On 13-10-2022 17:07, Peter Zijlstra wrote:
> On Mon, Jun 07, 2021 at 09:31:09AM +0800, Cody Yao-oc wrote:
>> From: CodyYao-oc <[email protected]>
>>
>> Nano processor may not fully support rdpmc instruction, it works well
>> for reading general pmc counter, but will lead to GP(general protection)
>> when accessing fixed pmc counter. Futhermore, family/model information
>> is same between Nano processor and ZX-C processor, it leads to zhaoxin
>> pmu driver is wrongly loaded for Nano processor, which resulting boot
>> kernal fail.
>>
>> To solve this problem, stepping information will be checked to distinguish
>> between Nano processor and ZX-C processor.
>>
>> [https://bugzilla.kernel.org/show_bug.cgi?id=212389]
>>
>> Reported-by: Arjan <[email protected]>
>> Signed-off-by: CodyYao-oc <[email protected]>
>
> *sigh*.. so this email address doesn't exist, as such I can't apply this
> patch. Consider it dropped.

If it's about my email address: The address exists and works.
If the nospam part bothers you, that part can be left out. You may leave the reported-by line out if you want to.

2022-10-16 11:07:18

by Arjan

[permalink] [raw]
Subject: Re: [PATCH] x86/perf: Fixed kernel panic during boot on Nano processor.

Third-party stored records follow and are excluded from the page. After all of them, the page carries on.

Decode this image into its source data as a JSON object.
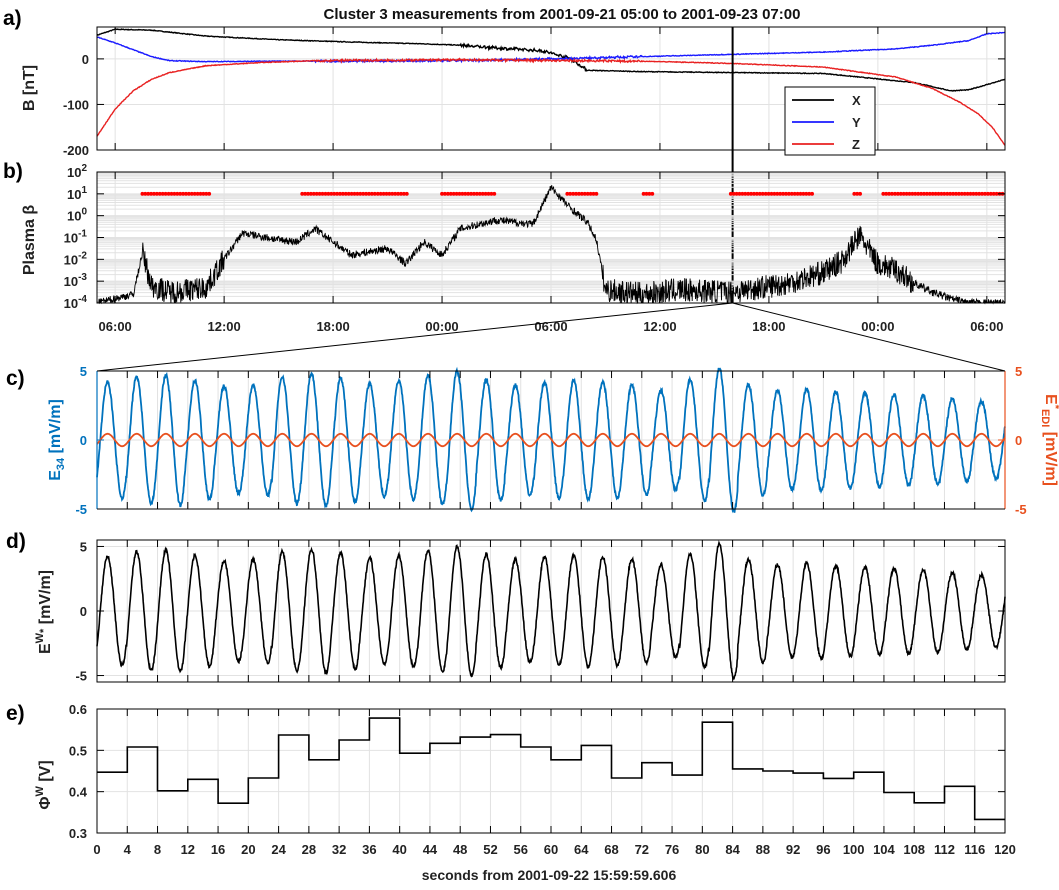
{
  "title": "Cluster 3 measurements from 2001-09-21 05:00 to 2001-09-23 07:00",
  "xlabel_bottom": "seconds from 2001-09-22 15:59:59.606",
  "colors": {
    "X": "#000000",
    "Y": "#1a1aff",
    "Z": "#e82020",
    "e34": "#0072bd",
    "edi": "#e8501e",
    "beta_red": "#ff0000",
    "cursor": "#000000"
  },
  "panel_labels": {
    "a": "a)",
    "b": "b)",
    "c": "c)",
    "d": "d)",
    "e": "e)"
  },
  "time_axis": {
    "ticks": [
      "06:00",
      "12:00",
      "18:00",
      "00:00",
      "06:00",
      "12:00",
      "18:00",
      "00:00",
      "06:00"
    ],
    "tick_hours": [
      1,
      7,
      13,
      19,
      25,
      31,
      37,
      43,
      49
    ],
    "range_hours": [
      0,
      50
    ],
    "cursor_hour": 35
  },
  "chart_data": [
    {
      "panel": "a",
      "type": "line",
      "ylabel": "B [nT]",
      "yticks": [
        "0",
        "-100",
        "-200"
      ],
      "ylim": [
        -200,
        70
      ],
      "x_unit": "hours since 2001-09-21 05:00",
      "legend": [
        "X",
        "Y",
        "Z"
      ],
      "series": [
        {
          "name": "X",
          "x": [
            0,
            1,
            3,
            6,
            10,
            14,
            18,
            20,
            22,
            24.5,
            26,
            27,
            30,
            35,
            40,
            45,
            47,
            48,
            50
          ],
          "values": [
            52,
            65,
            63,
            50,
            42,
            37,
            33,
            30,
            24,
            18,
            2,
            -25,
            -28,
            -30,
            -32,
            -52,
            -70,
            -68,
            -45
          ]
        },
        {
          "name": "Y",
          "x": [
            0,
            1,
            2,
            3,
            4,
            6,
            10,
            20,
            25,
            30,
            35,
            40,
            44,
            46,
            48,
            49,
            50
          ],
          "values": [
            48,
            35,
            20,
            5,
            -4,
            -6,
            -5,
            -4,
            0,
            5,
            10,
            15,
            22,
            30,
            40,
            55,
            58
          ]
        },
        {
          "name": "Z",
          "x": [
            0,
            1,
            2,
            3,
            4,
            6,
            9,
            12,
            20,
            30,
            35,
            40,
            44,
            46,
            47.5,
            48.5,
            49.3,
            50
          ],
          "values": [
            -170,
            -110,
            -70,
            -45,
            -30,
            -15,
            -8,
            -4,
            -2,
            -5,
            -10,
            -18,
            -40,
            -65,
            -95,
            -120,
            -150,
            -190
          ]
        }
      ]
    },
    {
      "panel": "b",
      "type": "line",
      "ylabel": "Plasma β",
      "yscale": "log",
      "yticks": [
        "10^2",
        "10^1",
        "10^0",
        "10^-1",
        "10^-2",
        "10^-3",
        "10^-4"
      ],
      "ylim_log10": [
        -4,
        2
      ],
      "x_unit": "hours since 2001-09-21 05:00",
      "series": [
        {
          "name": "black",
          "x": [
            0,
            2,
            2.5,
            3,
            4,
            6,
            7,
            8,
            10,
            11,
            12,
            14,
            16,
            17,
            18,
            19,
            20,
            22,
            24,
            25,
            26,
            27,
            27.5,
            28,
            30,
            32,
            35,
            38,
            40,
            41,
            42,
            43,
            44,
            45,
            46,
            47,
            48,
            49,
            50
          ],
          "log_values": [
            -4,
            -3.6,
            -1.7,
            -3.2,
            -3.5,
            -3.3,
            -2,
            -0.8,
            -1.1,
            -1.2,
            -0.6,
            -1.8,
            -1.5,
            -2.2,
            -1.2,
            -1.8,
            -0.6,
            -0.2,
            -0.4,
            1.3,
            0.4,
            -0.3,
            -1.1,
            -3.4,
            -3.6,
            -3.4,
            -3.5,
            -3.1,
            -2.6,
            -2.1,
            -0.9,
            -2.2,
            -2.5,
            -3.1,
            -3.5,
            -3.8,
            -4,
            -4,
            -4
          ]
        },
        {
          "name": "red",
          "y_log10": 1,
          "segments": [
            [
              2.5,
              6.3
            ],
            [
              11.3,
              17.2
            ],
            [
              19,
              22
            ],
            [
              25.9,
              27.6
            ],
            [
              30.1,
              30.6
            ],
            [
              34.9,
              39.4
            ],
            [
              41.7,
              42.1
            ],
            [
              43.3,
              50
            ]
          ]
        }
      ]
    },
    {
      "panel": "c",
      "type": "line",
      "ylabel_left": "E34 [mV/m]",
      "ylabel_right": "E*EDI [mV/m]",
      "yticks": [
        "5",
        "0",
        "-5"
      ],
      "ylim": [
        -5,
        5
      ],
      "xlim": [
        0,
        120
      ],
      "series": [
        {
          "name": "E34",
          "amplitude": [
            4.2,
            4.6,
            4.7,
            4.3,
            3.9,
            4.0,
            4.6,
            4.8,
            4.5,
            4.1,
            4.3,
            4.7,
            5.0,
            4.4,
            4.0,
            4.2,
            4.3,
            4.2,
            4.0,
            3.6,
            4.4,
            5.2,
            4.0,
            3.6,
            3.7,
            3.5,
            3.4,
            3.3,
            3.2,
            3.0,
            2.8
          ],
          "period_s": 3.85
        },
        {
          "name": "E*EDI",
          "amplitude": [
            0.45
          ],
          "period_s": 3.85
        }
      ]
    },
    {
      "panel": "d",
      "type": "line",
      "ylabel": "EW* [mV/m]",
      "yticks": [
        "5",
        "0",
        "-5"
      ],
      "ylim": [
        -5.5,
        5.5
      ],
      "xlim": [
        0,
        120
      ],
      "series": [
        {
          "name": "EW*",
          "amplitude": [
            4.2,
            4.6,
            4.7,
            4.3,
            3.9,
            4.0,
            4.6,
            4.8,
            4.5,
            4.1,
            4.3,
            4.7,
            5.0,
            4.4,
            4.0,
            4.2,
            4.3,
            4.2,
            4.0,
            3.6,
            4.4,
            5.2,
            4.0,
            3.6,
            3.7,
            3.5,
            3.4,
            3.3,
            3.2,
            3.0,
            2.8
          ],
          "period_s": 3.85
        }
      ]
    },
    {
      "panel": "e",
      "type": "line",
      "ylabel": "ΦW [V]",
      "yticks": [
        "0.6",
        "0.5",
        "0.4",
        "0.3"
      ],
      "ylim": [
        0.3,
        0.6
      ],
      "xlim": [
        0,
        120
      ],
      "xticks": [
        "0",
        "4",
        "8",
        "12",
        "16",
        "20",
        "24",
        "28",
        "32",
        "36",
        "40",
        "44",
        "48",
        "52",
        "56",
        "60",
        "64",
        "68",
        "72",
        "76",
        "80",
        "84",
        "88",
        "92",
        "96",
        "100",
        "104",
        "108",
        "112",
        "116",
        "120"
      ],
      "step_width_s": 4,
      "values": [
        0.447,
        0.508,
        0.402,
        0.43,
        0.372,
        0.433,
        0.537,
        0.477,
        0.525,
        0.578,
        0.493,
        0.517,
        0.532,
        0.538,
        0.508,
        0.477,
        0.512,
        0.433,
        0.47,
        0.44,
        0.568,
        0.455,
        0.45,
        0.445,
        0.432,
        0.447,
        0.398,
        0.373,
        0.413,
        0.333
      ]
    }
  ]
}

On 16-10-2022 11:59, Peter Zijlstra wrote:
> On Sun, Oct 16, 2022 at 11:53:14AM +0200, Arjan wrote:
>> On 13-10-2022 17:07, Peter Zijlstra wrote:
>>> On Mon, Jun 07, 2021 at 09:31:09AM +0800, Cody Yao-oc wrote:
>>>> From: CodyYao-oc <[email protected]>
>>>>
>>>> Nano processor may not fully support rdpmc instruction, it works well
>>>> for reading general pmc counter, but will lead to GP(general protection)
>>>> when accessing fixed pmc counter. Futhermore, family/model information
>>>> is same between Nano processor and ZX-C processor, it leads to zhaoxin
>>>> pmu driver is wrongly loaded for Nano processor, which resulting boot
>>>> kernal fail.
>>>>
>>>> To solve this problem, stepping information will be checked to distinguish
>>>> between Nano processor and ZX-C processor.
>>>>
>>>> [https://bugzilla.kernel.org/show_bug.cgi?id=212389]
>>>>
>>>> Reported-by: Arjan <[email protected]>
>>>> Signed-off-by: CodyYao-oc <[email protected]>
>>>
>>> *sigh*.. so this email address doesn't exist, as such I can't apply this
>>> patch. Consider it dropped.
>>
>> If it's about my email address: The address exists and works.
>> If the nospam part bothers you, that part can be left out. You may leave the reported-by line out if you want to.
>
> The SoB address ([email protected]) bounced for me -- since that's
> the patch author that is somewhat important.

It now bounced for me too.
It was still valid when Cody submitted the patch in 2021, because we
exchanged messages while debugging and testing the patch.